In the coming months, a team of trained Michigan Department of Environmental Quality staffers is to begin handling those calls internally. An automatic “smart messaging” system then will forward information to emergency and government officials.
On the Canadian side, officials aren’t currently planning changes.
“I think it’s fair to say we are confident in our role in the notification protocol,” said Kate Jordan, an Ontario Ministry of the Environment spokeswoman. 
The system is expected to have an effect in part along the St. Clair River and southern Lake Huron. That area contains several intake pipes that provide drinking water in the U.S. and Canada, and accidents over the past 15 months revived concerns about the safety of water supplies.
Last year, a dredge sinking in U.S. waters north of Port Huron leaked diesel fuel and another loading cargo in Sarnia, Ontario, leaked ethyl benzene into the St. Clair River. A rupture nearly five weeks ago in an underground pipe in Sarnia released diesel fuel into the St.
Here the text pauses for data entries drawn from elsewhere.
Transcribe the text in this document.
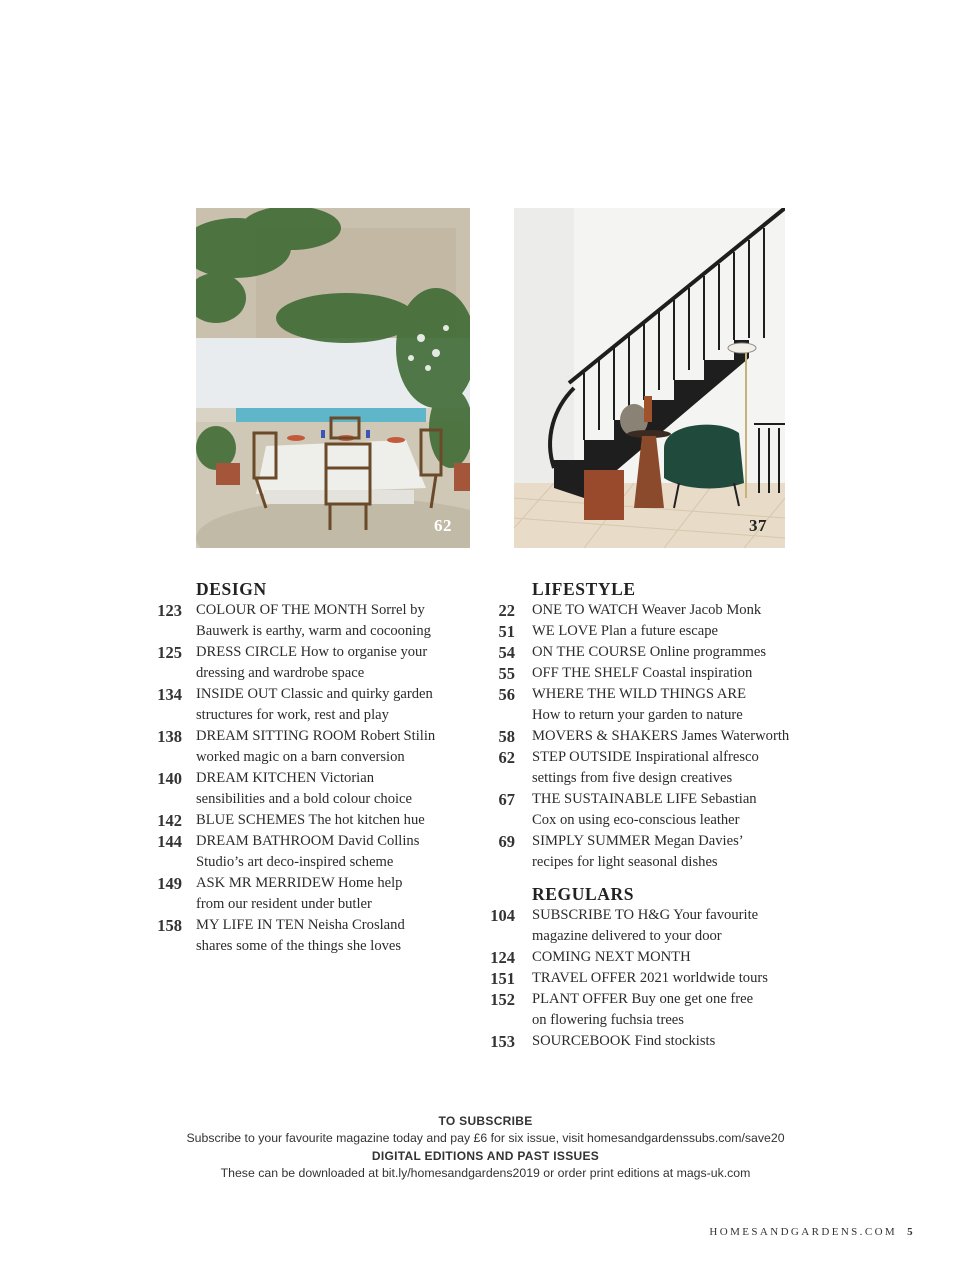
62	37
DESIGN
123 COLOUR OF THE MONTH Sorrel by
Bauwerk is earthy, warm and cocooning
125 DRESS CIRCLE How to organise your
dressing and wardrobe space
134 INSIDE OUT Classic and quirky garden
structures for work, rest and play
138 DREAM SITTING ROOM Robert Stilin
worked magic on a barn conversion
140 DREAM KITCHEN Victorian
sensibilities and a bold colour choice
142 BLUE SCHEMES The hot kitchen hue
144 DREAM BATHROOM David Collins
Studio’s art deco-inspired scheme
149 ASK MR MERRIDEW Home help
from our resident under butler
158 MY LIFE IN TEN Neisha Crosland
shares some of the things she loves
LIFESTYLE
22 ONE TO WATCH Weaver Jacob Monk
51 WE LOVE Plan a future escape
54 ON THE COURSE Online programmes
55 OFF THE SHELF Coastal inspiration
56 WHERE THE WILD THINGS ARE
How to return your garden to nature
58 MOVERS & SHAKERS James Waterworth
62 STEP OUTSIDE Inspirational alfresco
settings from five design creatives
67 THE SUSTAINABLE LIFE Sebastian
Cox on using eco-conscious leather
69 SIMPLY SUMMER Megan Davies’
recipes for light seasonal dishes
REGULARS
104 SUBSCRIBE TO H&G Your favourite
magazine delivered to your door
124 COMING NEXT MONTH
151 TRAVEL OFFER 2021 worldwide tours
152 PLANT OFFER Buy one get one free
on flowering fuchsia trees
153 SOURCEBOOK Find stockists
TO SUBSCRIBE
Subscribe to your favourite magazine today and pay £6 for six issue, visit homesandgardenssubs.com/save20
DIGITAL EDITIONS AND PAST ISSUES
These can be downloaded at bit.ly/homesandgardens2019 or order print editions at mags-uk.com
HOMESANDGARDENS.COM 5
Clair River.
The river is on a U.S. Environmental Protection Agency list for locations that have experienced “environmental degradation.” Spills and accidents as well as and sewage overflows contribute to the situation, as do shipping traffic and development.
 
Ann Arbor
Ford, University of Michigan open new battery lab 
ANN ARBOR, Mich. (AP) — Ford Motor Co. and the University of Michigan are opening a new battery research and manufacturing lab that they hope will speed the development of batteries for electric and hybrid cars.
The center, on the university’s campus in Ann Arbor, will bring together battery makers, car companies and researchers who will test new batteries for prototype vehicles.
Ted Miller, who manages battery research at Ford, said the lab will be unique in the U.S. He said that labs currently testing new battery chemistries can’t produce them in the amounts or formats needed for automotive research. And battery companies aren’t always sure that what they’re developing could be useful to the automotive industry.
Ford and other automakers all have labs where they test batteries for durability and quality, Miller said. But that’s happening very late in the battery development process. The new lab could ensure that automakers’ input is heard earlier.
Electric cars have been slow sellers, making up less than 1 percent of U.S. auto sales last year. Gas-electric hybrids and plug-in hybrids — which can go further on electricity — sell in larger numbers, but still make up just 3 percent of sales.